This is not a story about me. I was there but I was watching it. I am the… seventh most important person in this story. And do not worry, I will give you the rankings as I go.
This story starts when Prince Orion (6) had a no good very bad idea. Orion said, outloud, to a room with people “I should run a Hunt It Kill it Eat it”. And all the royal advisors, whose job it is to stop madness and pride from dooming a kingdom, did not say anything. So, we had a event.
Now I, liked HKE, but that’s because I was PLAYING HKE, meaning I did not have to look at non-euclidian spreadsheets. You see… HKE it was not a event, it was not two events.
It was TWENTY events. Run by numerous teams. But for the purpose of this story we shall focus on only one team. My team.
My team was a humble team, for some reason the A-listers never hang out with me, I don’t know why. You ask a few white belts if the dry age creates natural marbling and suddenly you get assigned to watch children? Either way the team line up included Sarah (5), Dani (3), Omri (Im not going to number literally everyone), Sir Tulli the Bastard, knight of Chaos, and some wolf person I never met before who WASNT from Vorainess yet.
Oh and Iawen.
The One.
Now the story starts, for me, with Iawen quickly setting me aside and going. “Okay JB, you realize that I am not a fighter, Tulli is a spellcaster, and the others are new right? Your going to be our main fighter for this event.”
Which I responded with “No, I didn’t know that at all.”
But what was I supposed to do? Die? (I mean… I did). So the event goes on, monsters are hunted, cows are rescued.
Then number four shows up. A artillerist (4). He starts speaking in this thick fae accent “Ah wee wee, my sister (2), she is…. How you say? Crazy? The bombs, she uses them to blow zee people up. It is wrong, you must stop her.”
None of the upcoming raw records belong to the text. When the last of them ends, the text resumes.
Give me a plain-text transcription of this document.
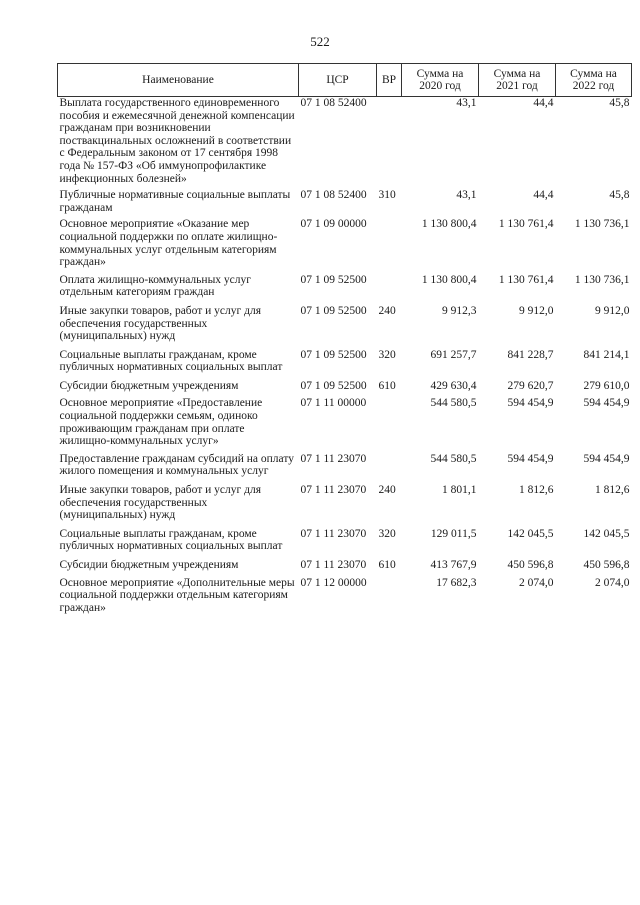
522
Наименование	ЦСР	ВР	Сумма на 2020 год	Сумма на 2021 год	Сумма на 2022 год
Выплата государственного единовременного пособия и ежемесячной денежной компенсации гражданам при возникновении поствакцинальных осложнений в соответствии с Федеральным законом от 17 сентября 1998 года № 157-ФЗ «Об иммунопрофилактике инфекционных болезней»	07 1 08 52400		43,1	44,4	45,8
Публичные нормативные социальные выплаты гражданам	07 1 08 52400	310	43,1	44,4	45,8
Основное мероприятие «Оказание мер социальной поддержки по оплате жилищно-коммунальных услуг отдельным категориям граждан»	07 1 09 00000		1 130 800,4	1 130 761,4	1 130 736,1
Оплата жилищно-коммунальных услуг отдельным категориям граждан	07 1 09 52500		1 130 800,4	1 130 761,4	1 130 736,1
Иные закупки товаров, работ и услуг для обеспечения государственных (муниципальных) нужд	07 1 09 52500	240	9 912,3	9 912,0	9 912,0
Социальные выплаты гражданам, кроме публичных нормативных социальных выплат	07 1 09 52500	320	691 257,7	841 228,7	841 214,1
Субсидии бюджетным учреждениям	07 1 09 52500	610	429 630,4	279 620,7	279 610,0
Основное мероприятие «Предоставление социальной поддержки семьям, одиноко проживающим гражданам при оплате жилищно-коммунальных услуг»	07 1 11 00000		544 580,5	594 454,9	594 454,9
Предоставление гражданам субсидий на оплату жилого помещения и коммунальных услуг	07 1 11 23070		544 580,5	594 454,9	594 454,9
Иные закупки товаров, работ и услуг для обеспечения государственных (муниципальных) нужд	07 1 11 23070	240	1 801,1	1 812,6	1 812,6
Социальные выплаты гражданам, кроме публичных нормативных социальных выплат	07 1 11 23070	320	129 011,5	142 045,5	142 045,5
Субсидии бюджетным учреждениям	07 1 11 23070	610	413 767,9	450 596,8	450 596,8
Основное мероприятие «Дополнительные меры социальной поддержки отдельным категориям граждан»	07 1 12 00000		17 682,3	2 074,0	2 074,0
And I said “Wait isn’t this a hunt? Aren’t we supposed to be eating what we kill.”
And he goes “Ah, don’t, how you say, worry about it. The food, she will come, for now, the saving yes?”
So… I guess we are just killing sisters now. Not the first time…
Now I don’t know if you know this about bombs, but if you can survive a explosion it turns out you can survive most anything else. Including swords.
Now a second thing you might know about bombs is that if you can survive a explosion you still cant survive three of them. So all we had to do was take the bombs the artillerist was throwing, and carefully bring them to be fixed up into real bombs to throw back. And my aim was BAD! I mightve been the teams best fighter, but a missile user, I was not. In addition, these bombs were HEAVY, even in bits. So we had to slowly lug em all the way up ten feet of hill. Well it felt like a lot at the time.
And during this time we look to our side and see a small twenty tiny bomb hit Dani in the back of the foot. “Aw” She said, as she burst into flames, dying on the spot.
And Iawen decided she wasn’t having that. Oh she was not having that at all.
Iawen descended upon the sister like a storm upon a small fishing boat, the bombadiers total immunity to sword blows being only the most technical of protections against the knights wrath. In a last ditch effort to save her own hide, the artillerist quickly drew a second bomb, and struck Iawen right dead center in their chest.
Iawen blinked for a moment, their wrath forcibly halted. “Dead.” They call, until realization struck. “Wait a minute, no! Knight fucker!”
The artillerist took a step back and threw again, but Iawen simply called knight again, and then the Artillerist simply gave up, turning tale and running. And Iawen ran after, chasing the artillerist in circles until me and Sarah mercifully blew the artillerist back to hell.
Where she was safe.
And then Iawen ate some pomegranate and rabbit skewers.
You forgot this was a feast event didnt you?